Domain Group has released its latest quarterly rent report, claiming that “renters are finally seeing some relief, with most major cities experiencing rent prices either declining, increasing at a slower pace, or stopping rising altogether.”
However, a close look at Domain’s figures shows most Australian tenants are unlikely to be popping champagne corks and celebrating much cheaper weekly rental prices, while most landlords are unlikely to notice much change, if any, to their existing rental income.
The details
Domain says its latest Rent Report for the June Quarter of 2024 “reveals positive news for tenants, with several market indicators shifting in their favour.”
“For houses, the pace of quarterly rental growth was 1.5 times slower than the previous quarter across the combined capitals, halved in Melbourne and Brisbane and (was) seven times slower in Adelaide, while growth stalled in Sydney and Perth, and declined in Hobart,” the company’s latest report states.
“For unit rents, the pace of quarterly growth was halved across the combined capitals, three times slower in Brisbane, stalled in Melbourne, Perth and Hobart, and down in Canberra and Darwin.
“We recognise the challenges renters have been facing,” Domain’s Chief of Research and Economics, Dr Nicola Powell, says, “so it's encouraging to observe our latest data showing easing rental conditions.”
Some perspective
While it’s true that the pace of rental growth for houses has slowed from the previous quarter, it’s worth putting the numbers in some perspective.
Seven out of the eight capital cities see median weekly house asking rents at record levels, with Melbourne, Brisbane, Adelaide, and Darwin all setting new highs in the June quarter, while Sydney and Perth were unchanged, and Canberra bounced back to a previous high.
Only Hobart saw the median weekly asking rent for a house decline by $10 from the record set in Domain’s previous report for the March quarter of 2024.
As for unit rents, five out of the eight capital cities see median weekly unit asking rents at record levels, with Sydney, Brisbane, and Adelaide all at new highs with Sydney (2.9%) and Adelaide (4.3%) seeing extremely strong quarterly price growth.
Median weekly unit rents in Canberra were $10 (or -1.8%) cheaper than the record set in the last (March) quarter, while Darwin asking prices were $20 (or -3.6%) lower than the March quarter.
This is particularly unsurprising in these two cities.
As places with a lot of government employment and a strong transitory workforce, demand for rentals is usually strongest in these cities at the start of the year, when many new workers arrive to begin year-long assignments or postings.
Rental markets tend to be much quieter in the Autumn and Winter months.

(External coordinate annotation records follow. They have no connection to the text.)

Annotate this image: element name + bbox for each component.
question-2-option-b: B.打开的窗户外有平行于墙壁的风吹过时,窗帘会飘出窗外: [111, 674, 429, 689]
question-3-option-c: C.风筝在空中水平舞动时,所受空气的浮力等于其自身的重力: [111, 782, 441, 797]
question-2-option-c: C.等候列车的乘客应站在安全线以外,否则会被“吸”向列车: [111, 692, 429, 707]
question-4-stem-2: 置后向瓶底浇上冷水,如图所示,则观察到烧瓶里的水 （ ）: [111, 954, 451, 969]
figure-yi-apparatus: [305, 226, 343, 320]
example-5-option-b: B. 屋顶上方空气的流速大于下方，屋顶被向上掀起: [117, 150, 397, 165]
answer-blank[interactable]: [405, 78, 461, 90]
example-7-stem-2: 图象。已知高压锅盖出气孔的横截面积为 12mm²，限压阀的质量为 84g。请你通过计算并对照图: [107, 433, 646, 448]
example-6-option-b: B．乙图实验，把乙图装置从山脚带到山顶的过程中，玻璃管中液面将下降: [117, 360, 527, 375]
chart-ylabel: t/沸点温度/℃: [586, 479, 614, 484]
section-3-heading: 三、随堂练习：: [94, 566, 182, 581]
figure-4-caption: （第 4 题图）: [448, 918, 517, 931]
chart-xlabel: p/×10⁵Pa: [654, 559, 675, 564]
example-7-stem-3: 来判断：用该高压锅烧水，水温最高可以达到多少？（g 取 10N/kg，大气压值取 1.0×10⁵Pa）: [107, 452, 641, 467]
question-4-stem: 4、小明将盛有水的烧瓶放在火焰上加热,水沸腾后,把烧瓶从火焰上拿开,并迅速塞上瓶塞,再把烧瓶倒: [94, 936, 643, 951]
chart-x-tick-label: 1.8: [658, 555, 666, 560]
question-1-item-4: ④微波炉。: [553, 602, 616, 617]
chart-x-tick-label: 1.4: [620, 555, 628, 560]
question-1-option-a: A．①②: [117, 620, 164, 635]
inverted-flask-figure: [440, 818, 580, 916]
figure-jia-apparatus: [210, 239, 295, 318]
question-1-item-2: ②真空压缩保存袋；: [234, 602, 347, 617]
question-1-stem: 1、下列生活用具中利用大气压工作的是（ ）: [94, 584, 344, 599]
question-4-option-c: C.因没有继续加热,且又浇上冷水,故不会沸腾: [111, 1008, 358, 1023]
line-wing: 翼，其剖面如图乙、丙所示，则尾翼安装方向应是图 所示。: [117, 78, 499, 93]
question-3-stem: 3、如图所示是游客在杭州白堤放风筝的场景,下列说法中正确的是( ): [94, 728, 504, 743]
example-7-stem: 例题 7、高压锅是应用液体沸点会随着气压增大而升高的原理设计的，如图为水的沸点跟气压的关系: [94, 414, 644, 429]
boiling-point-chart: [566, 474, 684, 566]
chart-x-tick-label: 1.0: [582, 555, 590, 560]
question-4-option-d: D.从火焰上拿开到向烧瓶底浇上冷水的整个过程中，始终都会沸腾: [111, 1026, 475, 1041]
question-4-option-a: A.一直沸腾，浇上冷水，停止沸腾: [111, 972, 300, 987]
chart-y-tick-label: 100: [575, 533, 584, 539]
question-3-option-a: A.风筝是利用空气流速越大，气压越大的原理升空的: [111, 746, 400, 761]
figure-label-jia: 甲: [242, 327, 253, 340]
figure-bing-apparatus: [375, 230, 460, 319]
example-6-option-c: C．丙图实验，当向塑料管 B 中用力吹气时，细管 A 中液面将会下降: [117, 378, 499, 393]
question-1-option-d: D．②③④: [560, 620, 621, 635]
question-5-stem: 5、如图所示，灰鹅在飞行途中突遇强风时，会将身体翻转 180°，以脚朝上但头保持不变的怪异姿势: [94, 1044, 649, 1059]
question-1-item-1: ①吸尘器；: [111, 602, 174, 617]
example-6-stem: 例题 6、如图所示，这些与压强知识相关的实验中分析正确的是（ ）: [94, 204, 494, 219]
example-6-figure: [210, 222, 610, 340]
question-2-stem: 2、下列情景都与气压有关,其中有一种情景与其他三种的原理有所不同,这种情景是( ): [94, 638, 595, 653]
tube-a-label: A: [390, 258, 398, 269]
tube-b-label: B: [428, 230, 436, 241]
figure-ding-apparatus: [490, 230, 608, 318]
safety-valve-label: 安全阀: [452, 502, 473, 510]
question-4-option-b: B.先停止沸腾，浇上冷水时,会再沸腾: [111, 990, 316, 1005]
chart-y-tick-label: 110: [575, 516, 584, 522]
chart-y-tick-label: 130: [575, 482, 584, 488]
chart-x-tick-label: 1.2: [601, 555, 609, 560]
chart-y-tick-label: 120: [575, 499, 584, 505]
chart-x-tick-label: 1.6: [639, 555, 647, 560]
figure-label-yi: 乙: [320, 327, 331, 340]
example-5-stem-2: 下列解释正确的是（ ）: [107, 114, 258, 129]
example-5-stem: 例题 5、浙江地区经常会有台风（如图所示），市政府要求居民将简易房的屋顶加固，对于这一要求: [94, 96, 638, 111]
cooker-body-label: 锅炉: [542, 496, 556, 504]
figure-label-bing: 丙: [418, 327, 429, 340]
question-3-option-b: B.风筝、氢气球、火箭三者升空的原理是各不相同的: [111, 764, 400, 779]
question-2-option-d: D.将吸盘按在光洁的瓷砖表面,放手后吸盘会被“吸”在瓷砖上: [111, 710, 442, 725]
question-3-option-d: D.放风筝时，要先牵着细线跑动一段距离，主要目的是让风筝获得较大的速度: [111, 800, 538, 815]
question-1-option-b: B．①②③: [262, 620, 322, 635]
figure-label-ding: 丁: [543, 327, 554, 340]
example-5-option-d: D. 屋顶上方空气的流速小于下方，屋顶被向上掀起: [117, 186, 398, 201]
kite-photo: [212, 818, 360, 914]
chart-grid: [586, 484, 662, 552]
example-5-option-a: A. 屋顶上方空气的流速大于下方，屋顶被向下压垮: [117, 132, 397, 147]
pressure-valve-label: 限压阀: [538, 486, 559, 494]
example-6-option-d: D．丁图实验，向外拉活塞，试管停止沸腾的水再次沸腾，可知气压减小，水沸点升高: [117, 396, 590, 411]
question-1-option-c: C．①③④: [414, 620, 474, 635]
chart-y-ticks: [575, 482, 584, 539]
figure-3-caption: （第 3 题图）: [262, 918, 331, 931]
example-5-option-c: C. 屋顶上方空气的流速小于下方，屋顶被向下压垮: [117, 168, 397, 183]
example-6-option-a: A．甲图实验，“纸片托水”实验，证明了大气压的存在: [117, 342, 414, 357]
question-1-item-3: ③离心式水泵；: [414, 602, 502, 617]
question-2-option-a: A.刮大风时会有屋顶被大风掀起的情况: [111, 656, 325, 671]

It’s also worth noting that 10 of the 16 capital city house and unit markets surveyed by Domain see annual rent growth well above the current annual inflation rate of 4%, ranging from 7.1% for Sydney houses to an astonishing 14.6% for units in Perth.
Only investors with property in Canberra, Hobart and Darwin would have experienced rental growth (for both houses and units) lower than the current rate of inflation.
The outlook
“Looking ahead, Australia's rental market will continue to be more balanced, driven by several factors,” says Domain’s Dr Nicola Powell.
“Firstly, rental growth is slowing in line with a gradual increase in rental availability, which will lead to a rebalancing of supply and demand pressures.”
This might be true, but if it is, it is happening quite slowly as there remains a chronic shortage of rental housing in Australia.
In its latest monthly Home Value Index report, rival data house Core Logic noted that “nationally, the decade average rate of annual rental growth prior to the pandemic was just 2.0%.”
While rent growth may be slowing or even declining in some parts of Australia, it’s going to take many years to revert to that previous national decade average.
Domain’s Nicola Powell also believes that “rental demand is easing, as the number of prospective tenants per rental listing has consistently fallen throughout 2024.”
“This aligns with overseas migration passing a peak, and it’s expected to decline further in the year ahead.”
She also points to the “slow comeback” of investors to the property market and a number of new first-home buyer schemes and stamp-duty tax breaks coming into effect which “aim to facilitate home ownership transitions and improve affordability, further alleviating rental conditions in Australia.”
However, Domain’s own figures show rental vacancy rates around the country remained incredibly low during the June 2024 quarter.
Most analysts regard a 3% vacancy rate as a “balanced market”, where tenants have a decent choice of rental properties to choose from, while landlords can still command a fair rental return.
In perhaps the most telling sentence of the June Quarter 2024 Rental report, Domain admits, “the misalignment between supply and demand is still on full display across Australia’s rental market, with each capital city operating with a sub-2% vacancy rate, so tenants remain in a landlords’ market.”
I’d suggest that’s unlikely to change much in the foreseeable future, meaning Domain has tried to put a silver lining on what’s still an extremely black cloud for renters.